It never occurred to me that I would be a stay-at-home mom.
My plan: I would use my ample salary as a sound editor and the time between individual film projects to create my own films, which would fall somewhere on the scale between “artsy” and “avant-garde,” and establish me as a Woman in Film. I’d enter these gems in festivals and bask in their successes. I knew I wanted children, but when that happened, I’d play it by ear.
By my late twenties, I had a great career going as a sound editor. I was in the union and I was in demand. But the first glitch in my plan had emerged — in between films, when I was supposed to be creating Art, I needed to recover from the seven-day weeks. Do some laundry. Balance the checkbook. I wasn’t even sure I wanted to spend my life cutting sound — I had happened into it and I was good at it, but it didn’t compel me the way my husband’s career in film production did him.

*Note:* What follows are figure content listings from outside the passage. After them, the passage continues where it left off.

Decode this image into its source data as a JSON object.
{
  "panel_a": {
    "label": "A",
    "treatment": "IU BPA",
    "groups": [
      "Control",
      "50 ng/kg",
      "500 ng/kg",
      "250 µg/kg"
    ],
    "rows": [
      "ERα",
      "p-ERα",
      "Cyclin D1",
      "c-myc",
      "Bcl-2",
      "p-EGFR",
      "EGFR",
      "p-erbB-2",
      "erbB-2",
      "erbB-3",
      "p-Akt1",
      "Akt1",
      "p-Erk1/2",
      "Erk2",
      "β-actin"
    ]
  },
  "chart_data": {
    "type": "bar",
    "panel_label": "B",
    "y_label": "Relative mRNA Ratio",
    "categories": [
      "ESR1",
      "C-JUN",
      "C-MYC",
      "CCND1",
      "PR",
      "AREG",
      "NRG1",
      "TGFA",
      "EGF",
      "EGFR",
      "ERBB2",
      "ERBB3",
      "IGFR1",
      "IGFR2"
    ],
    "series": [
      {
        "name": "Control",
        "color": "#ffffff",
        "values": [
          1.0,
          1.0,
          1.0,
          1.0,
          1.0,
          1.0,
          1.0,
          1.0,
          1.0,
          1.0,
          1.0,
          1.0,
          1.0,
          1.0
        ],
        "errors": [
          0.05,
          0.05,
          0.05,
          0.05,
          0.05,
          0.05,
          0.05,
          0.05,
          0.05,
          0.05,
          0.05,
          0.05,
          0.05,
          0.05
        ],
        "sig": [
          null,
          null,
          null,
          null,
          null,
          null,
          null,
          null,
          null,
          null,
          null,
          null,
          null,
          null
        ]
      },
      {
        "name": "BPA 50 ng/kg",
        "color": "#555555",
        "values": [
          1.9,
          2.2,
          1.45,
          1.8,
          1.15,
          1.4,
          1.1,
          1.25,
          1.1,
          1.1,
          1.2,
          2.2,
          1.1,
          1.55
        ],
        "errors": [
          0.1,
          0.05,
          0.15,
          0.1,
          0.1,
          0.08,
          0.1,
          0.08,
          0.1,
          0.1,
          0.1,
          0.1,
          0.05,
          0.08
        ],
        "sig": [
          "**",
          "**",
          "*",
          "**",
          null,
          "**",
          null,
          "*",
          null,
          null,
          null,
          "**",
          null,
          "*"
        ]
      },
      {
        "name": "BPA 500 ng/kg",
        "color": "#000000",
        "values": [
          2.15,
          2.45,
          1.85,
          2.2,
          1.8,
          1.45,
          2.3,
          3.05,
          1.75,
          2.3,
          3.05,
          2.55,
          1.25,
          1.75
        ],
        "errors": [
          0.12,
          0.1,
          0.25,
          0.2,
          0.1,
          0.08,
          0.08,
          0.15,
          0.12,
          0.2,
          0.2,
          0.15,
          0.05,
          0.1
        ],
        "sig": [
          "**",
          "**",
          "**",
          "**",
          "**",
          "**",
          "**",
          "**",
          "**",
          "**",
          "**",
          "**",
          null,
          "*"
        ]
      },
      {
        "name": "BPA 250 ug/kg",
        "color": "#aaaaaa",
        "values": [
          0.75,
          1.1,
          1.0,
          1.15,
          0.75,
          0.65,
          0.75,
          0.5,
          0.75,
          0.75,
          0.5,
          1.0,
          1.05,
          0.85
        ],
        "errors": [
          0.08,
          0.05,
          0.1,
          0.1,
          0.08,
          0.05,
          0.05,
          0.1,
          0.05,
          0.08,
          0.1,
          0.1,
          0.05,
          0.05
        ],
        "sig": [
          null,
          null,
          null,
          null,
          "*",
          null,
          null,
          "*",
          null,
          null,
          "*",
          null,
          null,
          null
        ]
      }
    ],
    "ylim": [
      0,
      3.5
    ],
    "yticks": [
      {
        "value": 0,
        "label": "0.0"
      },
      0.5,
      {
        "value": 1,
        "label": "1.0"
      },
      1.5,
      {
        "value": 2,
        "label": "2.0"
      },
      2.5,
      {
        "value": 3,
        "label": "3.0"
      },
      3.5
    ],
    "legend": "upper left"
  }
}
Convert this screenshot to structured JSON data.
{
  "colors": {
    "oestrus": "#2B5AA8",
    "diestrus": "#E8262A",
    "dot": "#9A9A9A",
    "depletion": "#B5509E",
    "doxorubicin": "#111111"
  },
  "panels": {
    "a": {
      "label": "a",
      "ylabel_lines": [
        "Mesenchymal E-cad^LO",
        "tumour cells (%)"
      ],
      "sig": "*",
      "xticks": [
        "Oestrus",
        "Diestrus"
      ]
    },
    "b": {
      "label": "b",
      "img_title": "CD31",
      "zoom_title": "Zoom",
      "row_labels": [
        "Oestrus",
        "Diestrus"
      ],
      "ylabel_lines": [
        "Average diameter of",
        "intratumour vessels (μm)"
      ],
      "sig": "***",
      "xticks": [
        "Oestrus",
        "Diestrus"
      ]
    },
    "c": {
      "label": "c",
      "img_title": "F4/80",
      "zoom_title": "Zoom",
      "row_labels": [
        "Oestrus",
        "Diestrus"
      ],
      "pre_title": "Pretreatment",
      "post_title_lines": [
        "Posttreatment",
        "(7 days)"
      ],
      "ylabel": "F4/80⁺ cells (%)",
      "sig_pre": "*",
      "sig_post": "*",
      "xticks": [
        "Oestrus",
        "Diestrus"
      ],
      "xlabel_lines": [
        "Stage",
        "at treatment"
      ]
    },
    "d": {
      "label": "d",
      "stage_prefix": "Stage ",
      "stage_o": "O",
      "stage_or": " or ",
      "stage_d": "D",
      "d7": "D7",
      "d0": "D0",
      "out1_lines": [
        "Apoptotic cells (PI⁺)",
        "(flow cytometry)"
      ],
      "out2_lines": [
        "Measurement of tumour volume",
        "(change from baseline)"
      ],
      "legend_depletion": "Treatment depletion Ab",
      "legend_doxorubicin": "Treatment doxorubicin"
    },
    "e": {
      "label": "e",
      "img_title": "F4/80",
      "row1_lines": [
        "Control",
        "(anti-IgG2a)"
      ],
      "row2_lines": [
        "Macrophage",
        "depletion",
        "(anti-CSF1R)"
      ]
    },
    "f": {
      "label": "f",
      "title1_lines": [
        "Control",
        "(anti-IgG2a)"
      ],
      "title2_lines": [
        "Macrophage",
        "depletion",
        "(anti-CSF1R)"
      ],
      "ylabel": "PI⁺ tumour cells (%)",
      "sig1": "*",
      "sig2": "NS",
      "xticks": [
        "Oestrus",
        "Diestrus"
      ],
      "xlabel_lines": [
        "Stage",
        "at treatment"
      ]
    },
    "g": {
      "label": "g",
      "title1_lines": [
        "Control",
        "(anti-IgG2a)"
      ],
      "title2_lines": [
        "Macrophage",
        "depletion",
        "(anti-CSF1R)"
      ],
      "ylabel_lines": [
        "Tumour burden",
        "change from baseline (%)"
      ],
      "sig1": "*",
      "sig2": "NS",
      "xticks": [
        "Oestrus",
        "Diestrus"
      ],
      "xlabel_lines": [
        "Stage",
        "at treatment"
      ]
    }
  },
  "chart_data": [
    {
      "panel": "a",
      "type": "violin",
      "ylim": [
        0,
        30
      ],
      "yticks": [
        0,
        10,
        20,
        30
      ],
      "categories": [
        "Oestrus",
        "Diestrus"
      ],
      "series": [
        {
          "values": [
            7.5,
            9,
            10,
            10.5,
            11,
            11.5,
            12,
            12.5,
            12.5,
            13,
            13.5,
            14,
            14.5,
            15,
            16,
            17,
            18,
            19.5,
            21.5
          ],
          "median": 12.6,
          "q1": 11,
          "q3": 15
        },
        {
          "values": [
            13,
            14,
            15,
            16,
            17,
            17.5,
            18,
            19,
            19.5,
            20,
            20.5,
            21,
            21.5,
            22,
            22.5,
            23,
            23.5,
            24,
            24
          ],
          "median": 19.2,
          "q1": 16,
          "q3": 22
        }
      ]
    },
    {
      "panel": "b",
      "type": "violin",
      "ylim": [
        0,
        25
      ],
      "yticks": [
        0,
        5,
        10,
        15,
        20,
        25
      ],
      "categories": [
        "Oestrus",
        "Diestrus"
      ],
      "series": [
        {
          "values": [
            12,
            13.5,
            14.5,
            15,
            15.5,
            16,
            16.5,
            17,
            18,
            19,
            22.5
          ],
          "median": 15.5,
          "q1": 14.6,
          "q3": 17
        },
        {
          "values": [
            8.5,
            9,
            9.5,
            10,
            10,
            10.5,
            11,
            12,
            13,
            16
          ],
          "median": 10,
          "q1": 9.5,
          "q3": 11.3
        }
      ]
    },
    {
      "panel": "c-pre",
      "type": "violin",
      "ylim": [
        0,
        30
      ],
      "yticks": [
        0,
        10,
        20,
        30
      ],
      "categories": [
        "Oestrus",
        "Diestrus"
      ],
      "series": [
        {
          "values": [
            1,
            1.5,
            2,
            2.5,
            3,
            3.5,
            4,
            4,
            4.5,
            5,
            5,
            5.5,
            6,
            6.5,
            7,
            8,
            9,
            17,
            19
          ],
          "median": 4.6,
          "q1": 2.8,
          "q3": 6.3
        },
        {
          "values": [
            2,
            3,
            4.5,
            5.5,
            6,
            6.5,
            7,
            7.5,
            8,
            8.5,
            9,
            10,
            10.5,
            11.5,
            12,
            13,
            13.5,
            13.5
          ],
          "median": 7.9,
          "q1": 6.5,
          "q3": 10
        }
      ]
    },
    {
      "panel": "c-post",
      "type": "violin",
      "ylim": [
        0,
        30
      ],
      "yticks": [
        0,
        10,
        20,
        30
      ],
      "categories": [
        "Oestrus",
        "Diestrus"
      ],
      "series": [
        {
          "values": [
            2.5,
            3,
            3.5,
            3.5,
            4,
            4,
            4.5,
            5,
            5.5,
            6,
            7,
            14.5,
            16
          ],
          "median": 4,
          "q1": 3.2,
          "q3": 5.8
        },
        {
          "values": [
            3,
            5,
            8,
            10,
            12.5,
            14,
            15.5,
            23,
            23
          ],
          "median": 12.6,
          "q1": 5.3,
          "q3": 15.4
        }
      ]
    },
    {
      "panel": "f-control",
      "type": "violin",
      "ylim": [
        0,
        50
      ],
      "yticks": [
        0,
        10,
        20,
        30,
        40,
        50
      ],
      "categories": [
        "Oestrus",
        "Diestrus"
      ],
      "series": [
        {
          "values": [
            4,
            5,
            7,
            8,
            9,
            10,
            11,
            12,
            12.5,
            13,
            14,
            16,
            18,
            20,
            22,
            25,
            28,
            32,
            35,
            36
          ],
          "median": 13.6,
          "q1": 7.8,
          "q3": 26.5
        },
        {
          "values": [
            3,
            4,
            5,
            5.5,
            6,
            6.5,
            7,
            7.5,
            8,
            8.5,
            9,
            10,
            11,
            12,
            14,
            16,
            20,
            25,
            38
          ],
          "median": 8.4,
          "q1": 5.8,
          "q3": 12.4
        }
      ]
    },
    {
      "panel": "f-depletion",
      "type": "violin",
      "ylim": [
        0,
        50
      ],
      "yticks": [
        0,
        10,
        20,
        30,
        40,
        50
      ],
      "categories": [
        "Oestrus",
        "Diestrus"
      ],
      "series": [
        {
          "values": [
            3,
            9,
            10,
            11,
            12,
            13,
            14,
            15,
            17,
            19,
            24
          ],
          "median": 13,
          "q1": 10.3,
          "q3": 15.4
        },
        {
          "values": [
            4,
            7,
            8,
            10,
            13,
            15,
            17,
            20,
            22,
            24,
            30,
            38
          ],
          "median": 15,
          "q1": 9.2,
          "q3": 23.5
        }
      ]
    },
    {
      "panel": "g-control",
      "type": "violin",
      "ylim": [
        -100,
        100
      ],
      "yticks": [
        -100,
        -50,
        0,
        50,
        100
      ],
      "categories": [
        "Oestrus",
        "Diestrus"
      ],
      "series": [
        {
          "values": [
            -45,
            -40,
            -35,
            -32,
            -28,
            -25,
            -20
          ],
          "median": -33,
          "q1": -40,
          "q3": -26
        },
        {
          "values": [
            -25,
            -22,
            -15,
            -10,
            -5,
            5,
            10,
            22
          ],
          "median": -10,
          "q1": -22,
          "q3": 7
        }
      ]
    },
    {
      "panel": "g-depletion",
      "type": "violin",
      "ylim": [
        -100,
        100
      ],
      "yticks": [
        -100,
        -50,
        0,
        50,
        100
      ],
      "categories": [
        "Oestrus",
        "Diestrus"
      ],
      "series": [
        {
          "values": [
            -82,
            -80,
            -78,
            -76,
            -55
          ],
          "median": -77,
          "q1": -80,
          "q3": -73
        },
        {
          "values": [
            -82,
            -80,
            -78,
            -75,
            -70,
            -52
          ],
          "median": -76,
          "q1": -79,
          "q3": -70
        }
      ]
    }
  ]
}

And then, the game-changer: pregnancy. My husband and I agreed that we’d be flexible — we’d alternate working and childcare between us. I had no idea how I’d feel post-birth, and I knew no other (female) sound editors with young children. My husband was experiencing success, so his salary had begun to surpass mine. It gave us the financial wherewithal so if I wanted to be a “stay-at-home mom,” I could.
The film industry is tough on any kind of personal life. Our first child was anxious by nature. And I had my own plentiful anxieties and a (possibly pathological) sense of responsibility to my children, which I could not have foreseen before motherhood. Between my early attempts at continuing to work when my eldest was a toddler, and what I’d have to call my intuition about what was right for all of us, I simply stopped trying to “have it all.”
My sons are 26, 23 and 20 now. They are what I am most proud of in this world. But the world isn’t necessarily proud of me back. My decision was absolutely the right thing for them. I have not one shred of doubt about that. However, now that they’re off leading their own lives (a wonderful thing to celebrate) I have to admit that I’m way behind. I stayed home — as it turned out — to the detriment of my marriage, my resume and my bank account.
At the heart of my discouraging conclusion I see society’s deep distrust and dislike of what has been called women’s work. Time spent with children — people who are uncivilized, selfish, uneducated and often difficult — is not intellectually stimulating, even if you happen to love children’s books, board games and team sports. The hours are terrible and the rewards are ephemeral. Talk to a preschool teacher about it (and so on up the school ladder). If I want praise for my decision to stay home, it’s up to me to provide it, because I’m not going to find it elsewhere. If I had even a ounce of native Zen (or came from a less ambitious background and social group) I’d have no regrets. In another place or time, I’d be resting on my laurels. As it is, I remain fiercely proud of my decision, and yet (not so privately now) deeply ambivalent.
It never occurred to me that I would be a stay-at-home mom.